Millennials are more likely to find themselves alienated from institutions like churches, and have lower levels of social trust. Here is the thing: it isn’t clear that millennials want to be alienated. The College Republican report notes that many millennials have put off getting married and having children because of their lousy economic prospects. Many of the single and struggling millennials aspire to getting married and starting their own businesses. The Obama strategy has been to help them manage the personal alienation and collective economic decline—not reverse it. Obama’s “Life of Julia” slideshow was all about how you could get through life without needing to form a stable relationship with anybody but President Obama. He will be there for you.

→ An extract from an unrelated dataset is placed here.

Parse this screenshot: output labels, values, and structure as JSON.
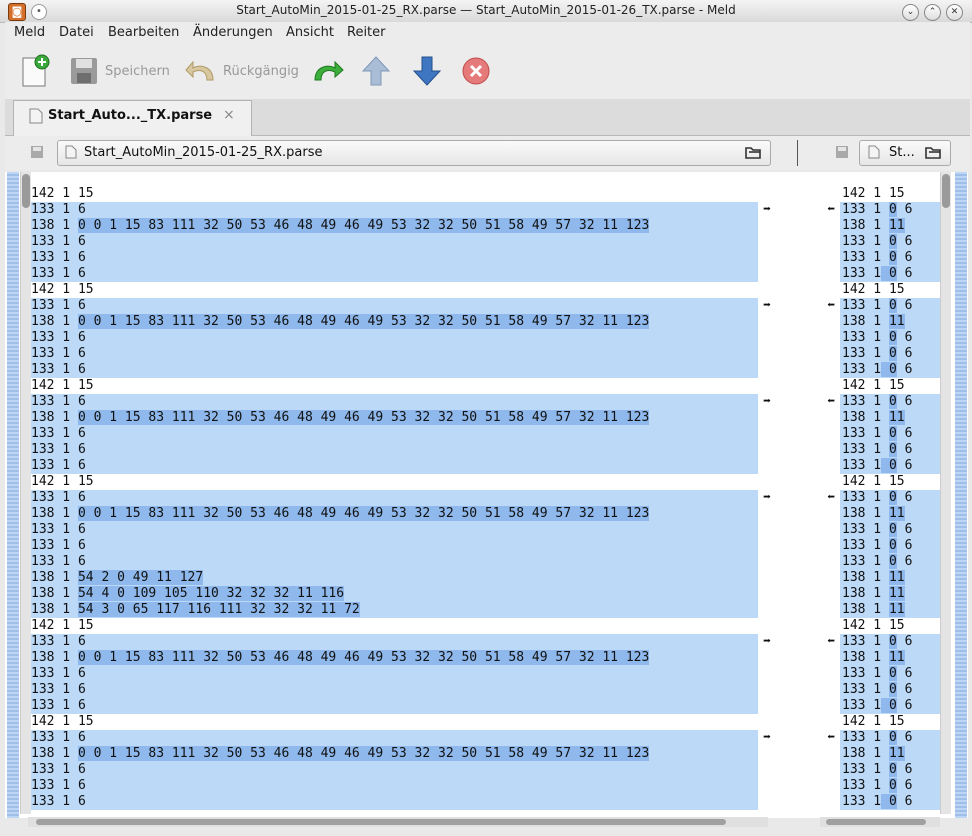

But at least Obama was there for you. The Romney plan was to give a big tax cut to your boss’s boss and, if your wages were below the median, call you an irresponsible leech in front of his rich friends.

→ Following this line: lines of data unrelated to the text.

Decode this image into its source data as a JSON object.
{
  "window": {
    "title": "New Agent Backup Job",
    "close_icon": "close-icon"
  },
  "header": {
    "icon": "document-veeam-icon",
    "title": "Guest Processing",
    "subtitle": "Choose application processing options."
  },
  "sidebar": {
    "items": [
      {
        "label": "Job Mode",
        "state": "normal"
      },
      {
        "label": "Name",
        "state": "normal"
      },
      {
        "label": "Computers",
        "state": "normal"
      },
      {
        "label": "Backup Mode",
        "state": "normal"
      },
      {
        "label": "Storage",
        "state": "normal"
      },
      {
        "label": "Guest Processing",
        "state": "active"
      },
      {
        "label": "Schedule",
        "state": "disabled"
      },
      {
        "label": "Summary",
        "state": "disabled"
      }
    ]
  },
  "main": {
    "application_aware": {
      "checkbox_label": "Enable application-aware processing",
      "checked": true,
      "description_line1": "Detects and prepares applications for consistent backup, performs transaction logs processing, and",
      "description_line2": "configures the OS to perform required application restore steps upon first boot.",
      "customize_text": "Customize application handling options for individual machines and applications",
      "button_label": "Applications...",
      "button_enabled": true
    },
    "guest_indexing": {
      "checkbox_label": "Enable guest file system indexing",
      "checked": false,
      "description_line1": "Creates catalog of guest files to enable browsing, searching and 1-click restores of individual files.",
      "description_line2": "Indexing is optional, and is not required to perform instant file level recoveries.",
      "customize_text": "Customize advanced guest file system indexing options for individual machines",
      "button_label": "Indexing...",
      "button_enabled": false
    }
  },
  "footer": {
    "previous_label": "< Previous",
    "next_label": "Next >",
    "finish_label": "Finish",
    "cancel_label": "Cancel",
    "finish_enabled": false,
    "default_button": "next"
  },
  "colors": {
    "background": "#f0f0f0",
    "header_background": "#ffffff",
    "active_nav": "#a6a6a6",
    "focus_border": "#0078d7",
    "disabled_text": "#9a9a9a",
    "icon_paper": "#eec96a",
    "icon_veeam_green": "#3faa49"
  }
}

Government policy can’t just make people’s familial and entrepreneurial aspirations come true. Social life isn’t that plastic. But we can put policy on the side of those aspirations. We can use tax policy to increase the take-home pay of working families who are at or just under the earnings median. This would make being a worker and a parent a better deal. People’s anxieties about losing their family’s health insurance if they should get laid off and get stuck in a job with no benefits are perfectly legitimate. Maybe young people would like limited-government politics better if they didn’t think that their choices were limited to Obamacare or nothing. Luckily alternative policies exist, but what fraction of young voters have ever heard about them?